The strength of Woman is its unflinching look at people trying to grab onto a little dignity in their lives. This is a Christian film, a moralist's Waiting to Exhale, but Jakes' take on his own church milieu is savagely true to life--and not a little shocking, coming from a lifelong "church boy" himself. Here, God's House is crawling with all manner of slimy characters, from doggish men to butt-shaking ladies on the make in pink dresses and enormous holy-roller hats. Michelle's mother has sought some kind of twisted refuge there, thinking a church dress will hide her guilt; the only differences, it seems, between this world and the pimps and hos of Michelle's street life are the wardrobes and the unctuous smiles.

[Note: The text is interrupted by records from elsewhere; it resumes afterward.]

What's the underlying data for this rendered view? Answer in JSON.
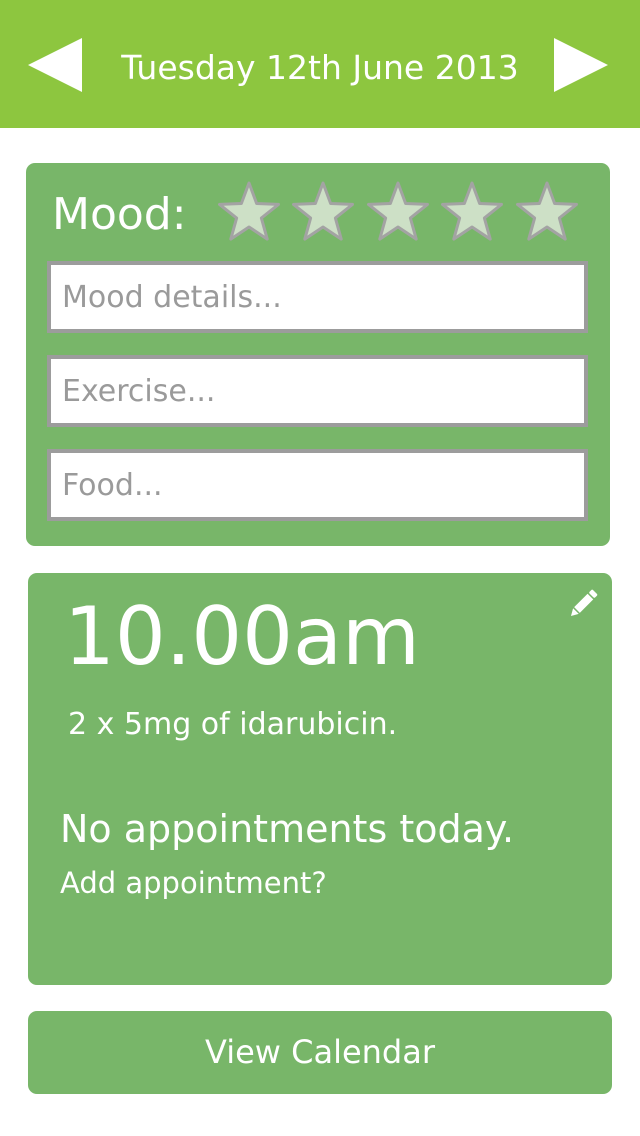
{
  "header": {
    "date": "Tuesday 12th June 2013",
    "prev_icon": "left-triangle-arrow",
    "next_icon": "right-triangle-arrow",
    "background_color": "#8dc63f"
  },
  "mood": {
    "label": "Mood:",
    "rating": 0,
    "max_rating": 5,
    "star_fill_color": "#cde0c6",
    "star_stroke_color": "#a3a3a3",
    "fields": {
      "mood_details_placeholder": "Mood details...",
      "exercise_placeholder": "Exercise...",
      "food_placeholder": "Food..."
    }
  },
  "schedule": {
    "time": "10.00am",
    "medication": "2 x 5mg of idarubicin.",
    "no_appointments": "No appointments today.",
    "add_appointment": "Add appointment?",
    "edit_icon": "pencil-icon"
  },
  "footer": {
    "view_calendar": "View Calendar"
  },
  "colors": {
    "card": "#78b669",
    "accent": "#8dc63f",
    "text_on_green": "#ffffff"
  }
}
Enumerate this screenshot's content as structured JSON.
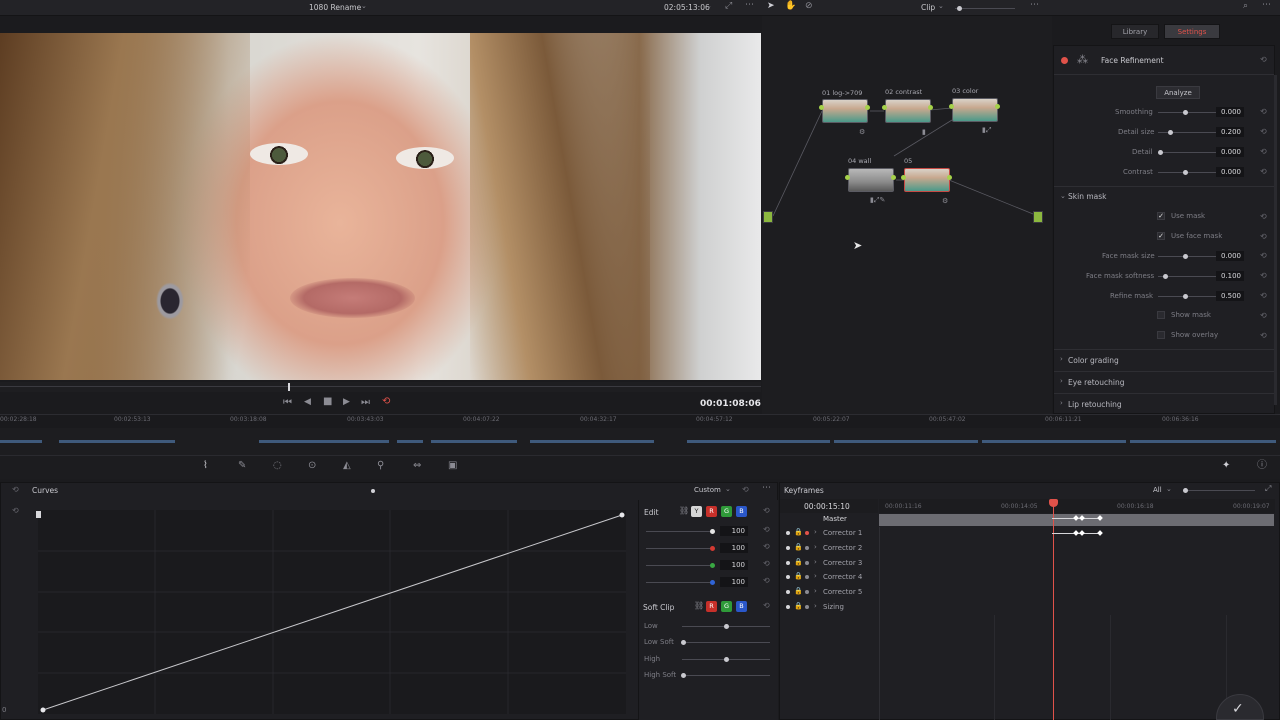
{
  "topbar": {
    "project_name": "1080 Rename",
    "timecode": "02:05:13:06",
    "clip_label": "Clip",
    "tabs": [
      "Library",
      "Settings"
    ]
  },
  "viewer": {
    "playhead_timecode": "00:01:08:06"
  },
  "ruler": {
    "ticks": [
      "00:02:28:18",
      "00:02:53:13",
      "00:03:18:08",
      "00:03:43:03",
      "00:04:07:22",
      "00:04:32:17",
      "00:04:57:12",
      "00:05:22:07",
      "00:05:47:02",
      "00:06:11:21",
      "00:06:36:16"
    ]
  },
  "nodes": [
    {
      "label": "01 log->709"
    },
    {
      "label": "02 contrast"
    },
    {
      "label": "03 color"
    },
    {
      "label": "04 wall"
    },
    {
      "label": "05"
    }
  ],
  "settings": {
    "title": "Face Refinement",
    "analyze": "Analyze",
    "params": [
      {
        "label": "Smoothing",
        "value": "0.000"
      },
      {
        "label": "Detail size",
        "value": "0.200"
      },
      {
        "label": "Detail",
        "value": "0.000"
      },
      {
        "label": "Contrast",
        "value": "0.000"
      }
    ],
    "skin_mask": {
      "title": "Skin mask",
      "use_mask": "Use mask",
      "use_face_mask": "Use face mask",
      "params": [
        {
          "label": "Face mask size",
          "value": "0.000"
        },
        {
          "label": "Face mask softness",
          "value": "0.100"
        },
        {
          "label": "Refine mask",
          "value": "0.500"
        }
      ],
      "show_mask": "Show mask",
      "show_overlay": "Show overlay"
    },
    "sections": [
      "Color grading",
      "Eye retouching",
      "Lip retouching"
    ]
  },
  "curves": {
    "title": "Curves",
    "mode": "Custom",
    "edit_label": "Edit",
    "channels": [
      "Y",
      "R",
      "G",
      "B"
    ],
    "edit_values": [
      "100",
      "100",
      "100",
      "100"
    ],
    "soft_clip_label": "Soft Clip",
    "soft_clip_channels": [
      "R",
      "G",
      "B"
    ],
    "soft_clip_rows": [
      "Low",
      "Low Soft",
      "High",
      "High Soft"
    ],
    "corner_label": "0"
  },
  "keyframes": {
    "title": "Keyframes",
    "filter": "All",
    "current_time": "00:00:15:10",
    "ticks": [
      "00:00:11:16",
      "00:00:14:05",
      "00:00:16:18",
      "00:00:19:07"
    ],
    "rows": [
      "Master",
      "Corrector 1",
      "Corrector 2",
      "Corrector 3",
      "Corrector 4",
      "Corrector 5",
      "Sizing"
    ]
  },
  "colors": {
    "accent": "#e0524a",
    "track": "#3f5a7c",
    "node_dot": "#a6d24a"
  }
}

But this is also a place where redemption is found--at least for the few who throw off the religiosity and brutally confront their sorry lives--and the film is interspersed with clips of Jakes preaching at L.A.'s renowned West Angeles Church of God in Christ. Michelle finds her way to the altar, with more than a couple of surprising turns along the way, but Jakes and director Michael Schultz (who made 1985's Krush Groove) steer clear of the sap. Michelle, who's evidently based on the many women Jakes and his wife, Serita, have ministered to over the years, doesn't go from bitter ex-con to hankie-waving church lady. About all she leaves with is hope.

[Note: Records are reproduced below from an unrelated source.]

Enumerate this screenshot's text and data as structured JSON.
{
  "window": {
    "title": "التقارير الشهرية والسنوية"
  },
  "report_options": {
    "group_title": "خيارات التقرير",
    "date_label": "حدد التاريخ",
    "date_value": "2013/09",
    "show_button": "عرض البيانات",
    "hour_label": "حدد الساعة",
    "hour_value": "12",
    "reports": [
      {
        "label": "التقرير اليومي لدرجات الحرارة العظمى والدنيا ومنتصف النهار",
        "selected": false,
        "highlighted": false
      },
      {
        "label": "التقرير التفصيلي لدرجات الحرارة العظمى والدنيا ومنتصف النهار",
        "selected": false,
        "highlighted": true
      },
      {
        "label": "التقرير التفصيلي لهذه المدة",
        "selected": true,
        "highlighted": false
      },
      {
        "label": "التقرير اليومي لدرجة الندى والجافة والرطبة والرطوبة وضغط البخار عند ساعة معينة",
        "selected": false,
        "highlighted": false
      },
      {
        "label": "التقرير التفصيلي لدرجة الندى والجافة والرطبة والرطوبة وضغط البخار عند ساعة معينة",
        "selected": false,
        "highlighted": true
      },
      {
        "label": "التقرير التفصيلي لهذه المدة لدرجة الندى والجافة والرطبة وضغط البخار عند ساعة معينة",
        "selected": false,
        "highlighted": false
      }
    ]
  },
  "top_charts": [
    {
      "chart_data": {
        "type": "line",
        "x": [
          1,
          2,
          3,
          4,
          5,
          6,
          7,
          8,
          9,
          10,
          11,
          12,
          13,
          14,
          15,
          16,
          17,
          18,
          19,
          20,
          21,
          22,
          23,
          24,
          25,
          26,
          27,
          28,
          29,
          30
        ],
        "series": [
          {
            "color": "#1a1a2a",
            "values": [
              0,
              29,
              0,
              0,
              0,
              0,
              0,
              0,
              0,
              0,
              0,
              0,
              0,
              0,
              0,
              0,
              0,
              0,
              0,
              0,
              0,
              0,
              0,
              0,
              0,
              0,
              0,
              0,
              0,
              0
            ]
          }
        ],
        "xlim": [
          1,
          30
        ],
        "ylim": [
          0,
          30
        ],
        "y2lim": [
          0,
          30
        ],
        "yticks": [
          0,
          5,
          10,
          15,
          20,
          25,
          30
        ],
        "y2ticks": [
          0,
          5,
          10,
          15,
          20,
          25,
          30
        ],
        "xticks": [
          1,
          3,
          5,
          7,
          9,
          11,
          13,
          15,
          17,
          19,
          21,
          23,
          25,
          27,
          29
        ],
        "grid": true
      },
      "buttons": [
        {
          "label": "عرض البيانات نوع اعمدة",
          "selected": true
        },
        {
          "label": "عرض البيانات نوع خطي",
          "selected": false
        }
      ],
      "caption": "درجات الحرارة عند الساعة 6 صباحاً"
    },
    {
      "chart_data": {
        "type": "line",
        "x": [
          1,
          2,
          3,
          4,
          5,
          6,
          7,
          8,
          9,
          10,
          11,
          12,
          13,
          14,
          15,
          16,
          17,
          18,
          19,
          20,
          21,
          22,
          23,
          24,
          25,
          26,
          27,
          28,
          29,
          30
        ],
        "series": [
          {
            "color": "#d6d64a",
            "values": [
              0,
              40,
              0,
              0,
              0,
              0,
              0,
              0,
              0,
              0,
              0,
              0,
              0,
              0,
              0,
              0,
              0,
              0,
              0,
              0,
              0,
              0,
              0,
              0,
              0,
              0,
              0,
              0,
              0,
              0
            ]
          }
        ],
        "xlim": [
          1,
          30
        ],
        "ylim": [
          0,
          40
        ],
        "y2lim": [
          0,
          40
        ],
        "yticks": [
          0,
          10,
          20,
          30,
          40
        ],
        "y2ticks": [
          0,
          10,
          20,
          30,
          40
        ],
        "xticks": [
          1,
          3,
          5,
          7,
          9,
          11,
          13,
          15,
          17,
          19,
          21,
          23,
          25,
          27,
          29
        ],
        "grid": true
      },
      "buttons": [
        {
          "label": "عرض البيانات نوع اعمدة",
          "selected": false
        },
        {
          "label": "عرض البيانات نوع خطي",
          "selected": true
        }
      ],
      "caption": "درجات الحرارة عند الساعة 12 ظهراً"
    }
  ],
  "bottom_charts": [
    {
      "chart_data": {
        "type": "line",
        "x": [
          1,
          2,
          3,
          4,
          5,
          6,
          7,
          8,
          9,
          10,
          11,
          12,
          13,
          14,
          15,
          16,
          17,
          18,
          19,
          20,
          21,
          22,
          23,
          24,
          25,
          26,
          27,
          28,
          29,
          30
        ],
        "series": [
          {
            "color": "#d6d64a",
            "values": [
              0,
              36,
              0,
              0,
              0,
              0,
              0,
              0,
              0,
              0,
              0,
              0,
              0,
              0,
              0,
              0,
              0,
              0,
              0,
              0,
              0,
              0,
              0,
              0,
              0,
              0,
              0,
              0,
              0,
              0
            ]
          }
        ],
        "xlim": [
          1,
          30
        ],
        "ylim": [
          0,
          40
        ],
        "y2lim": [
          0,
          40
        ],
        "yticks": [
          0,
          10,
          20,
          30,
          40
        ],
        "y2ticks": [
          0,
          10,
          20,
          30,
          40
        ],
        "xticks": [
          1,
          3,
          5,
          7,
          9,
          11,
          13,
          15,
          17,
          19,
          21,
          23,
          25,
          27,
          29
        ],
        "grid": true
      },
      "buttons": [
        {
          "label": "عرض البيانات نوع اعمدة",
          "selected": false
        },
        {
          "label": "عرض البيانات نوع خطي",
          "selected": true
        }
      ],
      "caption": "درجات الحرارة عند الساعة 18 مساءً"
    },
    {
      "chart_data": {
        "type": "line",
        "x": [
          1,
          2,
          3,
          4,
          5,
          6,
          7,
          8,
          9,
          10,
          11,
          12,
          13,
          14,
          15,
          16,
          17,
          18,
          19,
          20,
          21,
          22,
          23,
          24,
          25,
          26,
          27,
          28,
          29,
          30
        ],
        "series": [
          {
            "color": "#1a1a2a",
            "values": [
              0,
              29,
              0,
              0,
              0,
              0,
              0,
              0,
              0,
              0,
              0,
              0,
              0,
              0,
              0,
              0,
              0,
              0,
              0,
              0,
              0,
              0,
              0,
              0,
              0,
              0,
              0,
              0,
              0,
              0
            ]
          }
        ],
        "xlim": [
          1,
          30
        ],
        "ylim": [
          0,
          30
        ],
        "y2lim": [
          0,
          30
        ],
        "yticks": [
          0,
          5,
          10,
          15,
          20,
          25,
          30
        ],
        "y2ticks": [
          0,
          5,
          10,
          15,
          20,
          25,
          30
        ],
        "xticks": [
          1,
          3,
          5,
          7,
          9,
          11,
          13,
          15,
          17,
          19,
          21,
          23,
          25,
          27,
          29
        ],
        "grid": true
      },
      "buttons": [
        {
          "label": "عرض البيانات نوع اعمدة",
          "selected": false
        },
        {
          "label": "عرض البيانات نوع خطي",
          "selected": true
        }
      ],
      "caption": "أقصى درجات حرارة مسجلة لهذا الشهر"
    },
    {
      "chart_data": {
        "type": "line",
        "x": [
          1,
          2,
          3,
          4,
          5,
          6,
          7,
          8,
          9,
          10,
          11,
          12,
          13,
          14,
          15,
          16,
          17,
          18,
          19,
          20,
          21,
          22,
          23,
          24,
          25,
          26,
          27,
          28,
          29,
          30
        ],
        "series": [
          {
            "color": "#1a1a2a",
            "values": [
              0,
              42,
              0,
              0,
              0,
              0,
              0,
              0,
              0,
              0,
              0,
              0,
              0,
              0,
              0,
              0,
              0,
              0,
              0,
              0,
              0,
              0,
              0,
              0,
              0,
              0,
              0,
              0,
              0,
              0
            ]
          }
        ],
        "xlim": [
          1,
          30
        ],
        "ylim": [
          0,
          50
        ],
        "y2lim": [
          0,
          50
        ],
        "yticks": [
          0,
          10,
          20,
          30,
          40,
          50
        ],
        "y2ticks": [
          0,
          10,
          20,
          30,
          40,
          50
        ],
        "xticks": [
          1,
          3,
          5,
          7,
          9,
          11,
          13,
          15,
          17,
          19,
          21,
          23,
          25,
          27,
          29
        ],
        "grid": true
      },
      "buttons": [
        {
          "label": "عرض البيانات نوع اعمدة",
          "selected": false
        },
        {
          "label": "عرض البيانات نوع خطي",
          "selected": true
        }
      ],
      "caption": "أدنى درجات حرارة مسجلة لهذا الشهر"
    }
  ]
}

It's powerful stuff, affecting for any woman who's been bitten by life, and it's sure to provoke the same kind of cathartic response and word-of-mouth crowds that accompanied the first few weeks of The Passion of the Christ. It's also stirring up its own controversy in Christian circles--apparently sight unseen--for the very mild profanity and brief but graphic sex and rape scenes that give some semblance of authenticity to Michelle's life. This is too close to home for a lot of church folk; the same people who pretend they've never heard the word "bitch" are the ones Jakes holds responsible for letting a generation of young women and children suffer horrific sexual and emotional abuse in the shadows of their own righteous, white-robed and tongue-talking religion. While the direction and performances in Woman are effective but not great--and the line early on likening the bishop to Billy Graham is off-putting, though arguably true--this is above all a film experience that will have the big studios wondering again how they managed to miss the fat pockets of yet another untapped audience.